Agassi Stuns Baghdatis, U.S. Open Crowd Again
September 1st, 2006 by Michael StephensHe did it again. It took five sets, 3 hours 48 minutes, and a ton of physical and mental anguish, but Andre Agassi got it done. In a match he had wrapped up in the third and fourth sets, then appeared to have let slip away in the fifth, Agassi prevailed through sheer will.
He won because he would not let Marcus Baghdatis beat him. Because his body was the less weakened of the two, and because the New York crowd would not allow this legend to go quietly into the morning. Agassi had to prevail in this match somehow. He just had to.
He did, prolonging his career at least two more days, and one more match. The score of Agassi’s epic win over eighth-seeded Marcos Baghdatis in the second round of the U.S. Open last night reads 6-4, 6-4, 3-6, 5-7, 7-5, although that doesn’t begin to tell the whole story.
Neither does what follows below, but here’s a quick rundown of the sequence of events transpiring at Arthur Ashe Stadium, August 31-September 1…
- Agassi takes the first set, 6-4, aided by a lengthy point in the eighth game in which Baghdatis took a spill and hurt his left wrist.
- Playing his prototypical game, using clean and efficient groundstrokes and just enough first serves Agassi conserves energy and rolls to another 6-4 set.

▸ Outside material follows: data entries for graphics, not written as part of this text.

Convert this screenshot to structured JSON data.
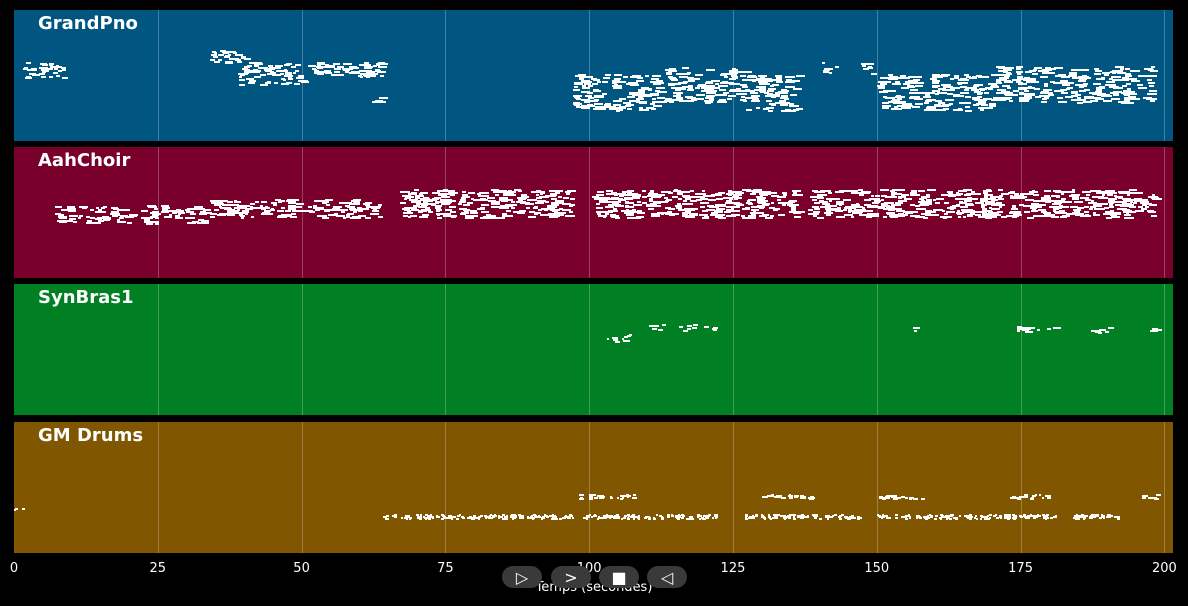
{
  "tracks": [
    {
      "name": "GrandPno",
      "color": "#005680"
    },
    {
      "name": "AahChoir",
      "color": "#7a002c"
    },
    {
      "name": "SynBras1",
      "color": "#008022"
    },
    {
      "name": "GM Drums",
      "color": "#805600"
    }
  ],
  "axis": {
    "title": "Temps (secondes)",
    "xmin": 0,
    "xmax": 201.5,
    "ticks": [
      "0",
      "25",
      "50",
      "75",
      "100",
      "125",
      "150",
      "175",
      "200"
    ]
  },
  "controls": {
    "play_icon": "▷",
    "forward_icon": ">",
    "stop_icon": "■",
    "back_icon": "◁"
  }
}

John McEnroe uses both “tight” and “loose” to negatively describe Baghdatis, who is obviously off his game, either playing tentatively or going for way too much.
- Andre has a break point at 3-3 in the third set, prompting McEnroe and his announcing counterpart, Ted Robinson, to discuss how he was about to finish the Cyprus native off in an hour and a half.
- Baghdatis holds serve, then capitalizes on a rare weak service game from Agassi to break for a 5-3 advantage. He serves out the set handily and is right back in this thing. We learn that a person from Cyprus is called a “Cypriot!” Who knew?
- While he overcame whatever mental bloc afflicted him earlier, Baghdatis can’t stop spraying the ball. Clusters of unforced errors land him in an 0-4 hole to start the fourth set, as Agassi fans prematurely celebrate a second time.
- In an almost instantaneous momentum shift, Agassi starts playing like an exhausted 36-year-old with a bulging disc in his back (one that required a cortisone shot the previous day), while Marcos became the younger, faster, more talented upstart ranked eighth in the world. He roars back (literally and otherwise) to take the fourth set, 7-5.
- Baghdatis opens the deciding set with an easy break of Agassi’s serve, leaving the American in a daze. But then the 21-year-old collapses during the changeover with aching, cramping thighs. Sensing that he’s not done yet, and benefiting greatly from a six-minute delay as a trainer tends to his opponent, Andre regroups and breaks right back.
- Since my father is 60 and I can’t volley to save my life, even other shot is a drop shot when we play. With Agassi unable to bend over and Baghdatis hobbling with cramps, that’s what this match becomes. They drop shot each other to death and find themselves at 4-4.
- At 30-30 in the ninth game, Baghdatis collapses again with cramps. Since tournament rules prohibit him from receiving treatment except during the changeovers, he must continue play or be DQ’d. Writing in pain and limping, he somehow manages to garner several break points before Andre holds for a 5-4 lead. That game lasted 22 points.
- After the two exchange holds, Baghdatis serves to send the match to an epic and appropriate fifth-set tie-break. But, after going up 40-15, he double faults twice and commits two backhand errors to blow it. Game, set, match. Ecstasy in the stands, exhaustion on the blue Ashe Stadium court.
Though broken in every sense, Baghdatis received a standing ovation from the crowd, and was gracious in defeat.
“I just wanted to fight,” he said. “I’m playing Andre on center court of Arthur Ashe. I’ll do anything to win. That’s all. That’s what I did.”
Himself weary, Agassi seemed in awe. Of himself, but more so the moment.
“My whole career I’ve been striving to achieve things I never believed I could do. I’m here now just taking it all in,” he said. “That feels really special to me, and really worth it.”
Next up for the two-time Open champ? B. Becker of Germany. Benjamin, that is. No relation. A victory over the 112th-ranked competitor Saturday and Agassi will likely meet up with compatriot Andy Roddick. Winning that one would be an extremely tall order — but after seeing this, is anyone ready to write the old man off?